General info
Smoke tube boiler cleaning
In heating plants and saw-mills, a cost-efficient and compact way to recuperate the energy in the hot flue gas, is by means of a smoke tube boiler. As the name suggests in a smoke tube boiler, the flue gas passes inside tubes, surrounded by a water mantle cooling the smoke tubes. The boilers are often mounted vertically and have a few tube passes with several hundreds of tubes inside the boiler.
On-line cleaning of smoke tube boilers is challenging and must often be combined with manual cleaning as well. Traditional cleaning methods include compressed air blowing from the top of the boiler as well as manual cleaning of each individual tube. For the manual cleaning, the boiler must often be taken offline and an oil-fired boiler can be necessary to compensate the production loss. The manual cleaning is a dangerous work that can take much time and cost both man hours and oil consumption.

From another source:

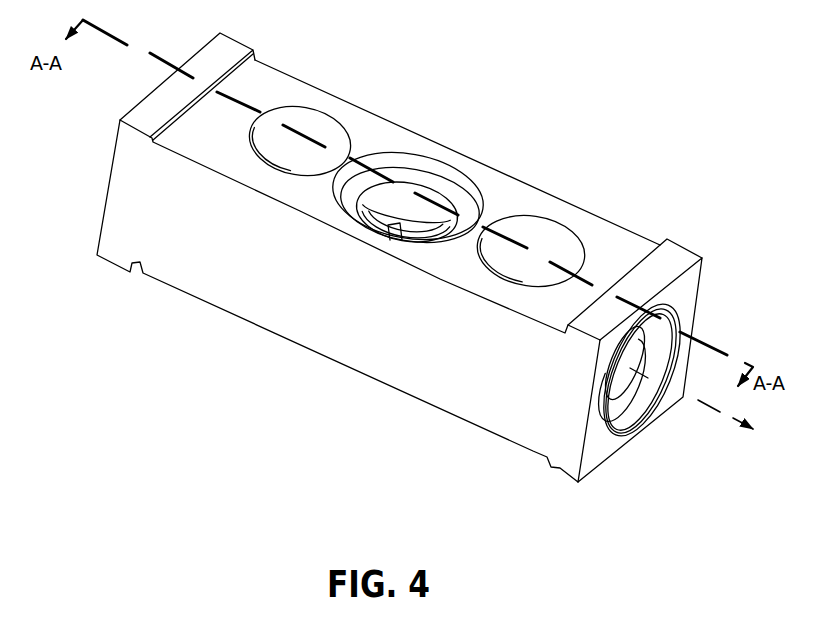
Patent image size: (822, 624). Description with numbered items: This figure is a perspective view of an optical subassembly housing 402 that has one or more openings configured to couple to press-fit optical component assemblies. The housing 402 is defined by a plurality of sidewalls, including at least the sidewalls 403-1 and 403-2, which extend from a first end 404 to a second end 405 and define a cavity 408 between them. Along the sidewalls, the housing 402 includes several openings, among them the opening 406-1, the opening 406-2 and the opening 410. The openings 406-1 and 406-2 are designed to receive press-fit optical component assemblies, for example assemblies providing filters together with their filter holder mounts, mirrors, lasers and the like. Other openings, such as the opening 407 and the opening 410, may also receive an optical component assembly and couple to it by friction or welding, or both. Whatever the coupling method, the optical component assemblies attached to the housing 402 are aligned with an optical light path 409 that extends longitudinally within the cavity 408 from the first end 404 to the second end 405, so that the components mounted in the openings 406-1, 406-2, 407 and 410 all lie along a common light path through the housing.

Most commonly, the fouling of a smoke tube boiler starts in the bottom turning chamber, where there is no automatic cleaning and where the compressed air blowing from the top does not reach. The fouling mechanism includes accumulation of so called “beard” at the inlet of the smoke tubes. As the beard grows, it is sucked into the tubes and eventually clog them. Since each tube constitutes for 0.5 % of the heat transfer area of the pass, heat transfer is quickly deteriorated resulting in losses in thermal efficiency. Using long range infrasound, the smoke tubes are kept open in the bottom, avoiding said losses and prolonging the time between outages for manual cleaning.